Re: Von Vilnius nach Passau - Der Weg ist das Ziel - 16.10.16 16:17

... und schon kommt der zweite Teil (Tag 2 - Tag 6) ...



DER ZWEITE TAG (26.05. – 160 KM / 690 M)

Frühstück war bei meiner Unterkunft nicht inklusive und den Wohnungsschlüssel sollte ich einfach unter die Fußmatte vor die Tür legen, so dass ich bereits um 7 Uhr auf dem Fahrrad saß. Das entspricht so meiner bevorzugten Tageseinteilung: Früh losfahren – nach ca. 2 Stunden etwas zu Frühstücken suchen (meist kaufe ich mir gleich schon etwas für das Mittagessen ein – um etwa 13 Uhr ein Plätzchen für das Mittagessen suchen – abends am Zeltplatz das Abendessen kochen oder den dekadenten Luxus einer festen Unterkunft und eines Restaurants genießen.
Die Sonne schien und die Landschaft sah sogar noch schöner aus als am Vortag. Die ganze Strecke war recht wellig, so dass auch in diesem eher flachen Gebiet einige Höhenmeter zustande kamen. Einige längere Abschnitte führten mich in die Kunst des Wellblechreitens und des Sand Durchpflügens ein und verschafften mir auch ab und zu die Freude kurzer Schiebeabschnitte, wo dann nicht nur das Fahrrad, sondern auch ich selber im Sand zu versinken drohte. Es folgen einige Eindrücke …











Ich folgte in Litauen auch der LT1-Radroute. Schon bei der Vorbereitung hatte ich mich gewundert, warum diese bei Milioniškės in der OSM-Karte unterbrochen erschien. Mühsam hatte ich aus den Satellitenaufnahmen erkannt, dass es doch dort einen verbindenden Weg geben würde. Den hatte ich dann auch eingeplant. Ich war aber schon vorgewarnt und tatsächlich, die Verbindung war ein feinkörniger Sandweg durch dichten Wald. Ausweichen unter die Bäume ging nicht, fahren gar nicht und schieben fast auch nicht.

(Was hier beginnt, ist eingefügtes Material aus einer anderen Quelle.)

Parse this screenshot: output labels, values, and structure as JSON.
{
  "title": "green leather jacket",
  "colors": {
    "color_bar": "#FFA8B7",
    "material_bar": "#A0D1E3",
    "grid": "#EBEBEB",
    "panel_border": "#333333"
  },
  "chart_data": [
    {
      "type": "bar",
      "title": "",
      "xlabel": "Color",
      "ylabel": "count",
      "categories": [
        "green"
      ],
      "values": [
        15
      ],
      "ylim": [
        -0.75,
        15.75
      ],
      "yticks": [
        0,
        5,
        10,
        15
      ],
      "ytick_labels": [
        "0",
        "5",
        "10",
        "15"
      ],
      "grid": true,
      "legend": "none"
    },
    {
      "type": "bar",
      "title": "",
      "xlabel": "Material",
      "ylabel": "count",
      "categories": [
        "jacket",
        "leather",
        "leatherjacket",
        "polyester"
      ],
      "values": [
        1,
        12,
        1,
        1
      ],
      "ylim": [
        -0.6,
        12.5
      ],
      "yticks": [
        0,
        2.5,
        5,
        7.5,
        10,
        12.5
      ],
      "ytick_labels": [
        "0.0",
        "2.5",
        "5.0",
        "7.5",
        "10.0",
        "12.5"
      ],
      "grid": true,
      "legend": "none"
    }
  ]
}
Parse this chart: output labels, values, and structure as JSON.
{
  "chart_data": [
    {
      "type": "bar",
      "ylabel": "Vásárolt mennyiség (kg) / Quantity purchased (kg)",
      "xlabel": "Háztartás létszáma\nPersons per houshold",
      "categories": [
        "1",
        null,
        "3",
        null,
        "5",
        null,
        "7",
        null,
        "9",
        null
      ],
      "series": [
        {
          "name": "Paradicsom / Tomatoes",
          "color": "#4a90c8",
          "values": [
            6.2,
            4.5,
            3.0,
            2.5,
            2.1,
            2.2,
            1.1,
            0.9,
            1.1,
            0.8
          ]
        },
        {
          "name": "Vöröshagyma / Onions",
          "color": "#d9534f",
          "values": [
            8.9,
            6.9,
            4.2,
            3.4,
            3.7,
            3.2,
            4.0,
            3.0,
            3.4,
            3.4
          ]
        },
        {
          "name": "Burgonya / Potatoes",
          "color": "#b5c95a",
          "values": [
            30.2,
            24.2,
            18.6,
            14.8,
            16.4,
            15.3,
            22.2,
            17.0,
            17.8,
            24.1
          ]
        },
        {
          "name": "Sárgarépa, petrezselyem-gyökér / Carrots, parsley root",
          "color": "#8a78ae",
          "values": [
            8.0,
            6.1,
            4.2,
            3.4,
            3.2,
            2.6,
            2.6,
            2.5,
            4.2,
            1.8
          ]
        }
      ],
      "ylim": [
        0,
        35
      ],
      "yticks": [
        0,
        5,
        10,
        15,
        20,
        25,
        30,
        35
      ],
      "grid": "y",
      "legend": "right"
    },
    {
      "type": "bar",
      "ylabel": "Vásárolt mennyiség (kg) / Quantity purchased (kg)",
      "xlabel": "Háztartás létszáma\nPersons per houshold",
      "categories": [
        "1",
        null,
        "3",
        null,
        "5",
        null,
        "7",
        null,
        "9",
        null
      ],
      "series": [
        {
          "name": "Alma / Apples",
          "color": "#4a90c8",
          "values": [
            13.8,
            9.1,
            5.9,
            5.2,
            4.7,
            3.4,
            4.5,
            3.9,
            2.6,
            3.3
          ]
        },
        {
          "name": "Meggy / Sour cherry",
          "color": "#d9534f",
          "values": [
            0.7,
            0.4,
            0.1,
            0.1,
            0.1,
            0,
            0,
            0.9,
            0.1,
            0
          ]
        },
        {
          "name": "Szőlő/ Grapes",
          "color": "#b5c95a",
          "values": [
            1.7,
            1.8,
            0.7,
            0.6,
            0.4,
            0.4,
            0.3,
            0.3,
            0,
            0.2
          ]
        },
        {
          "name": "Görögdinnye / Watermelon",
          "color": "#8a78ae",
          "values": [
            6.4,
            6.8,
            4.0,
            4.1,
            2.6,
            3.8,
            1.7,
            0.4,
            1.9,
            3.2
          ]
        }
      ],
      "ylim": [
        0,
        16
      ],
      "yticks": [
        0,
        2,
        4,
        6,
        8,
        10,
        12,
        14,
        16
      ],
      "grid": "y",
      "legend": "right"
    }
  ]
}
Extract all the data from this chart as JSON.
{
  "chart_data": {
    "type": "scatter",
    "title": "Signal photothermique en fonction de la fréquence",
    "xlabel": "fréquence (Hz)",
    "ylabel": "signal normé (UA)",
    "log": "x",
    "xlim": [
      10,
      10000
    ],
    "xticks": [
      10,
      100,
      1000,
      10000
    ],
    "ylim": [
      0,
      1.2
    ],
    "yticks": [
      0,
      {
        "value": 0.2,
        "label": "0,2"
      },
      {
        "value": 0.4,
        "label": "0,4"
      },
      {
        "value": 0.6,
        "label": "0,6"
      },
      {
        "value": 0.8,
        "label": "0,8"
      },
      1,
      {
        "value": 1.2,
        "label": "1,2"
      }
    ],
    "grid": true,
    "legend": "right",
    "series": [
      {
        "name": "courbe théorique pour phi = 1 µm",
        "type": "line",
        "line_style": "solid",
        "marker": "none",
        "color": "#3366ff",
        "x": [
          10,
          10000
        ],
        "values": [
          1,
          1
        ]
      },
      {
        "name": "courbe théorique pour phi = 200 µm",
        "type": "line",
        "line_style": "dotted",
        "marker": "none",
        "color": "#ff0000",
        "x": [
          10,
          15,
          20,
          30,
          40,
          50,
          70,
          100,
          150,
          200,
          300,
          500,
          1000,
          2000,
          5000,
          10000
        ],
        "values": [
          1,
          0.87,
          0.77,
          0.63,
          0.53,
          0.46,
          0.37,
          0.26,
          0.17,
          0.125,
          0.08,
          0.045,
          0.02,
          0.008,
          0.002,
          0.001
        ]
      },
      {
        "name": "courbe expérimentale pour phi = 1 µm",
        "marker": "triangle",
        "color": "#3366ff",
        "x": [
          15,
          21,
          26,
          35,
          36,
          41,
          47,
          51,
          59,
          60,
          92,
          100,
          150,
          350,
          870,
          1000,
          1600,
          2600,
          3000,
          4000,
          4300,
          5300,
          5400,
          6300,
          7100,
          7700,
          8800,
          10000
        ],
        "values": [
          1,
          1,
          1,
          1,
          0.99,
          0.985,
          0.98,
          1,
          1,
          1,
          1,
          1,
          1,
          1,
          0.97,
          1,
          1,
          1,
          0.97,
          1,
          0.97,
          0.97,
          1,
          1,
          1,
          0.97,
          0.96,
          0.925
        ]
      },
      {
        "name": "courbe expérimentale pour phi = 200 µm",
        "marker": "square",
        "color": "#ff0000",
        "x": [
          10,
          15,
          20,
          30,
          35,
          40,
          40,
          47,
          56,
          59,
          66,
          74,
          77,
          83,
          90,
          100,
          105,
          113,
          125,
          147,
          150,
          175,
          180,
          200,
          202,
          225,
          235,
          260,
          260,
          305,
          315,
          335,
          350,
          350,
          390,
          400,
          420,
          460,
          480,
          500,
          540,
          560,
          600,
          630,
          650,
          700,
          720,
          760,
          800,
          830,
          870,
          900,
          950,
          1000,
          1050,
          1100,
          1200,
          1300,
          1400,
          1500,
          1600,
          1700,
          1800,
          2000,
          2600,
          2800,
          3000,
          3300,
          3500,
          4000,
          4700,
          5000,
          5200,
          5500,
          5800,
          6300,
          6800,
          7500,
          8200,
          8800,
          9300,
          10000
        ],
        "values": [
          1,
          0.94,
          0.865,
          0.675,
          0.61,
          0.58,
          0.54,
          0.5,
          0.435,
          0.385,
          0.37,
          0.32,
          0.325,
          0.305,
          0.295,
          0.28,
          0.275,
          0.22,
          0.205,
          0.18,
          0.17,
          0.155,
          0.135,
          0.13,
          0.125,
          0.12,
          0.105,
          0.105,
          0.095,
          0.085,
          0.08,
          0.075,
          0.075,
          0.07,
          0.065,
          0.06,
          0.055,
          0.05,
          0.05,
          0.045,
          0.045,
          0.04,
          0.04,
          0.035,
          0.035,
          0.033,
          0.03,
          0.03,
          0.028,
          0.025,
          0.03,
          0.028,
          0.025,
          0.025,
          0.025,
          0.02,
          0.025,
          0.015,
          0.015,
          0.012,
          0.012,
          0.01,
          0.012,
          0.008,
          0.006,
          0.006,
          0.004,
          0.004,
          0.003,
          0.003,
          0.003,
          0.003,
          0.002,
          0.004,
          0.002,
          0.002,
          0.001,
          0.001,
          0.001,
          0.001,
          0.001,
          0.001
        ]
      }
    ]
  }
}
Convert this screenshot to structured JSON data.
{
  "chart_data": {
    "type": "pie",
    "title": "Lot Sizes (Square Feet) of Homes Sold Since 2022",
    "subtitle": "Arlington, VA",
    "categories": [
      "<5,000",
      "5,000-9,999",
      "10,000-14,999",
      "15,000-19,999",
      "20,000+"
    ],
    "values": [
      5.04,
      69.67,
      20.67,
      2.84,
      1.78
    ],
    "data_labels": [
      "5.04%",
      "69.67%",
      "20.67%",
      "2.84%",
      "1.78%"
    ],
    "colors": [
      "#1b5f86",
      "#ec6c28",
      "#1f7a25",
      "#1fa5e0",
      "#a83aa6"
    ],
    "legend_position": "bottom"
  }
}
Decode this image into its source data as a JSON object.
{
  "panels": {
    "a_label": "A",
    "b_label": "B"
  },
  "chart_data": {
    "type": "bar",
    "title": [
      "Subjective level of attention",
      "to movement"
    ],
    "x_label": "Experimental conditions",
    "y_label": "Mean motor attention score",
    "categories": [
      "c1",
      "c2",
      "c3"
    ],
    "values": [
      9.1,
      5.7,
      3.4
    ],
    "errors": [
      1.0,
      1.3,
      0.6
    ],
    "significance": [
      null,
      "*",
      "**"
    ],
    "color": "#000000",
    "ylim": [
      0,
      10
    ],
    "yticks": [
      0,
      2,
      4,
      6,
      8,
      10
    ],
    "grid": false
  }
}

So beschloss ich doch wieder die Hauptstraße zu nehmen. Danach war der LT1 wieder gut fahrbar. Dies ist übrigens eine der Aktionen, die die gut 100 km zusätzlichen Fahrweg im Vergleich zum abgespeicherten Track erklären. Die Landschaft ist schön, die Wälder endlos – die Bilder können das nur ungefähr wiedergeben.











Am Nachmittag war es dann längere Zeit stark bewölkt und nicht sehr warm. Zum Glück entschied sich die Sonne gegen Spätnachmittag, ein Comeback zu versuchen. Vor Druskininkai machte ich – wie geplant – einen Abstecher zum Grutas-Park, in dem ein Geschäftsmann einen sehr interessanten Park errichtet hat. „Stalin im Streichelzoo“ hat der Spiegel diesen Park einst tituliert. Statuen, Grenzelemente und Politparolen sind inmitten von Tiergehegen aufgestellt worden – eine sinnvolle Verwertung des ganzen Schrotts. Der Besuch lohnt sich!







In Druskininkai ging es dann schließlich auf den Zeltplatz – auch der ist zu empfehlen!




DER DRITTE TAG (27.05. – 161 KM / 1353 M)

Wieder ging es um 7 Uhr in der Früh los. Zuerst besichtigte ich Drushkininkai, ein recht netter Ort, der einen Besuch wert ist. Ich denke, dass die Fotos einen ganz guten Eindruck vermitteln können.









Entlang der Memel verließ ich Drushkininkai und folgte weiter dem LT1, der zunächst recht gut zu fahren war. Die Sonne schien, aber es war noch kühl. Tagsüber wärmte es auf und abends wurde es richtig warm. Obwohl man das von der Gegend dort nicht erwartet, gab es doch einige Steigungen zu überwinden.





Über die Nieda ging es weiter durch blühende Wiesen, eingerahmt von blühenden Fliederbüschen, vorbei an kleinen Seen Richtung Polen.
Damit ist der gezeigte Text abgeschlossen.